International Contracts Need Not Be Reasonable

Statutory requirements for commercial contracts to be fair and reasonable do not automatically apply to international supply contracts. So held the Court of Appeal in a recent case concerning an aircraft leasing agreement.

First Flight Couriers Ltd. sought to acquire two aircraft to carry express cargo across India. The aircraft were procured from BAE and a lease agreement was signed in 2004 on behalf of Trident Turboprop (Dublin) Ltd. as the lessor and First Flight as the lessee.

Delivery was accepted in 2006 and both aircraft were put into operation. Shortly afterwards, a third aircraft was acquired under the same lease arrangements. In August 2007, First Flight decided to cease operations with all three aircraft because of alleged shortfalls in specified payload, defects in the aircraft, longer than anticipated flight times and what they described as poor spares support.

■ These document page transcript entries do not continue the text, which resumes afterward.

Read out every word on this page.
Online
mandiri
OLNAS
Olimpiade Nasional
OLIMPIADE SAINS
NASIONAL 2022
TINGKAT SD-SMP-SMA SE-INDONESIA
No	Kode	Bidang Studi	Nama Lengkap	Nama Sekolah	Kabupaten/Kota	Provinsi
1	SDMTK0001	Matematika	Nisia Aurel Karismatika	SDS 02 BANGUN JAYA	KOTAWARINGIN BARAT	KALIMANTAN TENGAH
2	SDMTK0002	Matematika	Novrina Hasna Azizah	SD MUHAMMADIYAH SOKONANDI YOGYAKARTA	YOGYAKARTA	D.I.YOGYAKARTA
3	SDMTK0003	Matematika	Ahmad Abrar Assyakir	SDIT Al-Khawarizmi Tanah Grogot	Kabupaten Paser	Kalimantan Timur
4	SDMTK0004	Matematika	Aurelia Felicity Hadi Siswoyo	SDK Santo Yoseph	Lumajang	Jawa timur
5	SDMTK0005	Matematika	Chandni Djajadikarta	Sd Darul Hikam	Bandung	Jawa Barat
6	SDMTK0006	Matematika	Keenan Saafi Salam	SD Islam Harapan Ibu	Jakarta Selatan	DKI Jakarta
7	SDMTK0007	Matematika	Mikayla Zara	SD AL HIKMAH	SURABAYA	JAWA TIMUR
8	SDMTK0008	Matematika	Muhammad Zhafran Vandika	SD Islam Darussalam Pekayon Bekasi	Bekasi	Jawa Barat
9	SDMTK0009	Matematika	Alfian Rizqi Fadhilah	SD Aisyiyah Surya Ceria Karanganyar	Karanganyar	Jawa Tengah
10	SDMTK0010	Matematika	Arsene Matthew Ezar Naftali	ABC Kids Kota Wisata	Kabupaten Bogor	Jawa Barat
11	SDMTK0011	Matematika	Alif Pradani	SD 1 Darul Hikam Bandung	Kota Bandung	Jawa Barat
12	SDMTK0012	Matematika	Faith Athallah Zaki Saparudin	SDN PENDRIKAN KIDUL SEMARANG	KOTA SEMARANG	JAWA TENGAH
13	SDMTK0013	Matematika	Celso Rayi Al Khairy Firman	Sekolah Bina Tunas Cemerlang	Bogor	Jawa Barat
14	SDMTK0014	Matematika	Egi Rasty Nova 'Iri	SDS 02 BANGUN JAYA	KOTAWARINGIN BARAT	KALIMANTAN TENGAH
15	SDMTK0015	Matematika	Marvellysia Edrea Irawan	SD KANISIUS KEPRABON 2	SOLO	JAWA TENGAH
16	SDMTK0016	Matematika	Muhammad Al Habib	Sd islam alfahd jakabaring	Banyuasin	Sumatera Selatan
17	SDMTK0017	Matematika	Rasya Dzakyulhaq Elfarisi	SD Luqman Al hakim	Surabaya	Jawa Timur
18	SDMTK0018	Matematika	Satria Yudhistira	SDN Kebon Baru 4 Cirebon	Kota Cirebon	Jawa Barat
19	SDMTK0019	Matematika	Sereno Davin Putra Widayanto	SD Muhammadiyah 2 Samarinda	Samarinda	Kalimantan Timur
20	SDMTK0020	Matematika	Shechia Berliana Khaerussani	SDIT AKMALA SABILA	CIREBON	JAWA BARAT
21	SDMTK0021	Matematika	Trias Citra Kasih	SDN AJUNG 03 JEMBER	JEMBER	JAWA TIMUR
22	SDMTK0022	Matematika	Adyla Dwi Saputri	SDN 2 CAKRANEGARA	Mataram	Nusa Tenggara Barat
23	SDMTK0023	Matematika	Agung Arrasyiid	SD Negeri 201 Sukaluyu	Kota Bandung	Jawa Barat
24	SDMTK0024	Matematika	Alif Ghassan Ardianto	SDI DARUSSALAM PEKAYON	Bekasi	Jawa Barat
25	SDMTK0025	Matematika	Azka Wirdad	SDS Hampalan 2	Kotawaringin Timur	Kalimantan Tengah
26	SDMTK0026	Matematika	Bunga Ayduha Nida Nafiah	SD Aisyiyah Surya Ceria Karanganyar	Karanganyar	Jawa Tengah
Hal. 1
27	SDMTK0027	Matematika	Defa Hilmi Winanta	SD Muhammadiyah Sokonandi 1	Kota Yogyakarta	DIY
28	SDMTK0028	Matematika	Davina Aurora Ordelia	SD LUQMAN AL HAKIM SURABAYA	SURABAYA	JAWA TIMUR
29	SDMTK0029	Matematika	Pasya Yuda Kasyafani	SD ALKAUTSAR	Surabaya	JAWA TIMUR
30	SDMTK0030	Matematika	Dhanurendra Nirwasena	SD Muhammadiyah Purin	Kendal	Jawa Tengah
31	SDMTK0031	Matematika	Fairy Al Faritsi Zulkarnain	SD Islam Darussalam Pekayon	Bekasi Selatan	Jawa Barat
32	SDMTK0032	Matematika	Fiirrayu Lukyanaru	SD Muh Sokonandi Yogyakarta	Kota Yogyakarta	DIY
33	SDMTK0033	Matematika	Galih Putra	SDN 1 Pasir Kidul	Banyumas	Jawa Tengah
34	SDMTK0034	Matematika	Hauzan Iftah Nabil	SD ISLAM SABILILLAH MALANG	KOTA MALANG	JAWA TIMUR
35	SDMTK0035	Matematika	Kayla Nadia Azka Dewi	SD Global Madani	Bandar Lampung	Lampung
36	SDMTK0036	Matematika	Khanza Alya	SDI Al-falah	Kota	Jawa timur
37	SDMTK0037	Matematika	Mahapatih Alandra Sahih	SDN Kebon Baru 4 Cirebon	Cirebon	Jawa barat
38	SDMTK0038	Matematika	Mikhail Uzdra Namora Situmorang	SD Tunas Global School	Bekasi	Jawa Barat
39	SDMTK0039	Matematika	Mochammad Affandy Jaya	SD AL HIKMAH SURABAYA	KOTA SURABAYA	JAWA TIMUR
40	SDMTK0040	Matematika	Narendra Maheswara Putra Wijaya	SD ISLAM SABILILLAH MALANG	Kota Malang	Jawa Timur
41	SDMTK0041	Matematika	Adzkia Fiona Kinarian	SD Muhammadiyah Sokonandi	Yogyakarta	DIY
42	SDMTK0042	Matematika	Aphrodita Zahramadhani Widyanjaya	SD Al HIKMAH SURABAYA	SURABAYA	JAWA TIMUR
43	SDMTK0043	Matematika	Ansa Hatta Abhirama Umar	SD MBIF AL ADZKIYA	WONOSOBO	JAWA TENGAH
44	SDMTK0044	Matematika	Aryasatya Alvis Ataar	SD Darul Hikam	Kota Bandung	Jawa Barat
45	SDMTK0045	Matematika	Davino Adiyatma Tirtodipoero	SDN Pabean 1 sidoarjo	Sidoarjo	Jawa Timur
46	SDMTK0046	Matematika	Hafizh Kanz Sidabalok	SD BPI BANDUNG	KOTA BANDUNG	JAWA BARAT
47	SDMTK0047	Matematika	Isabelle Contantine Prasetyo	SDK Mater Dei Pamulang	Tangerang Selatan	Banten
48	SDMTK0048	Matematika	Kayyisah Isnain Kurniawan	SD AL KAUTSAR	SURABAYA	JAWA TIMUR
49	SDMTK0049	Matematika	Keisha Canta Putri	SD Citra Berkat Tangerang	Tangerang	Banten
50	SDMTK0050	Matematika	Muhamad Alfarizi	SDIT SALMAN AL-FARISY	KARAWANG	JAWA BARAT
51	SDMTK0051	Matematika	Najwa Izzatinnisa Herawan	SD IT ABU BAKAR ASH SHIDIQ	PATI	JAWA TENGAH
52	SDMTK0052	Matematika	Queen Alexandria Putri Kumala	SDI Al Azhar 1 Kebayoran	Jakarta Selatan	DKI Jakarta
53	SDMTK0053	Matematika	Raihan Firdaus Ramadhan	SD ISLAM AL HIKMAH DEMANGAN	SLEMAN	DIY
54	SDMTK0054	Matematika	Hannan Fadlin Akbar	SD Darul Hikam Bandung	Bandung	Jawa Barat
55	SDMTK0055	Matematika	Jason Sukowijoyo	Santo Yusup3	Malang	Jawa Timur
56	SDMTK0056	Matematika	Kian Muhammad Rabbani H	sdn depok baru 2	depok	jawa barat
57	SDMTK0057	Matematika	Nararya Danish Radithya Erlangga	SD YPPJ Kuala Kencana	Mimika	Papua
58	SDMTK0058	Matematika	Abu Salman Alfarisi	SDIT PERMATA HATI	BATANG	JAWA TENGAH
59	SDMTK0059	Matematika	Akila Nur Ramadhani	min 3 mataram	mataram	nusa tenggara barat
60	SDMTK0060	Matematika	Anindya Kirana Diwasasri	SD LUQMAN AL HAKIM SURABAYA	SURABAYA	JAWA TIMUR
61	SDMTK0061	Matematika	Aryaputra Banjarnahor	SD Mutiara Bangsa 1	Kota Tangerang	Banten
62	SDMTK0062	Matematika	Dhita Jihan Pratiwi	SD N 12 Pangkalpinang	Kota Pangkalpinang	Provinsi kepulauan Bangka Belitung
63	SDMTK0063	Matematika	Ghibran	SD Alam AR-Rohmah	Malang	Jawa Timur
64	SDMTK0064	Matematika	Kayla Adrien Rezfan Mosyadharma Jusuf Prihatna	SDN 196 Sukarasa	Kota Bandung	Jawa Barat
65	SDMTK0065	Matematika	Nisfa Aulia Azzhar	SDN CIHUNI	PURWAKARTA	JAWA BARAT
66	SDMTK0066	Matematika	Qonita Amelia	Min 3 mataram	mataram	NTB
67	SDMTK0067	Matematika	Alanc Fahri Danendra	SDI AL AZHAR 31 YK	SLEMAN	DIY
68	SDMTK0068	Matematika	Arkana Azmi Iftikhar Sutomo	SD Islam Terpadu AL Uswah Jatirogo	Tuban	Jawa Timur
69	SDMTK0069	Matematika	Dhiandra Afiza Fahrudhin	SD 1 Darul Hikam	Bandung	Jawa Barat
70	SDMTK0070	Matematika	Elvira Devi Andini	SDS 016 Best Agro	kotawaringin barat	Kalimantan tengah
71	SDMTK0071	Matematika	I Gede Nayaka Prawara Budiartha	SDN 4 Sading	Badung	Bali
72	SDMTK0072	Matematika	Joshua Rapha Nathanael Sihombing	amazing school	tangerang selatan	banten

The following month, First Flight ceased all rental payments on the aircraft on the ground that the capabilities of the aircraft were misrepresented. Trident then issued default notices in October 2007 and gave notice of termination of the lease agreements in January 2008. First Flight claimed to have rescinded the agreement prior to Trident’s termination.

At the original trial at the High Court in 2008, Trident sought to recover unpaid rent and damages exceeding US$1 million, plus legal costs of around $40,000. The company relied on a clause in the lease agreements stating that First Flight’s obligation to make rent payments was ‘absolute and unconditional’. First Flight’s defence was that this and other conditions were not reasonable within the meaning of the 1977 Unfair Contract Terms Act (UCTA), given the alleged misrepresentation. The Court found in favour of Trident and First Flight subsequently appealed.

The Appeal Court ruled that the UCTA does not apply to contracts for the supply of goods across international borders. This meant that the statutory requirement for ‘reasonableness’ did not apply in this instance. As such, First Flight was not entitled to withhold rental payments or to rescind the agreement. The appeal was therefore dismissed.

“International supply agreements should be read on the assumption that their terms and conditions will be interpreted literally,” says John Kenneally. “Cases such as this show that there is little if any scope for either party to claim subsequently that terms and conditions are unreasonable in the light of unforeseen circumstances.”

The material contained in this article is provided for general purposes only and does not constitute legal or other professional advice. Appropriate legal advice should be sought for specific circumstances and before action is taken.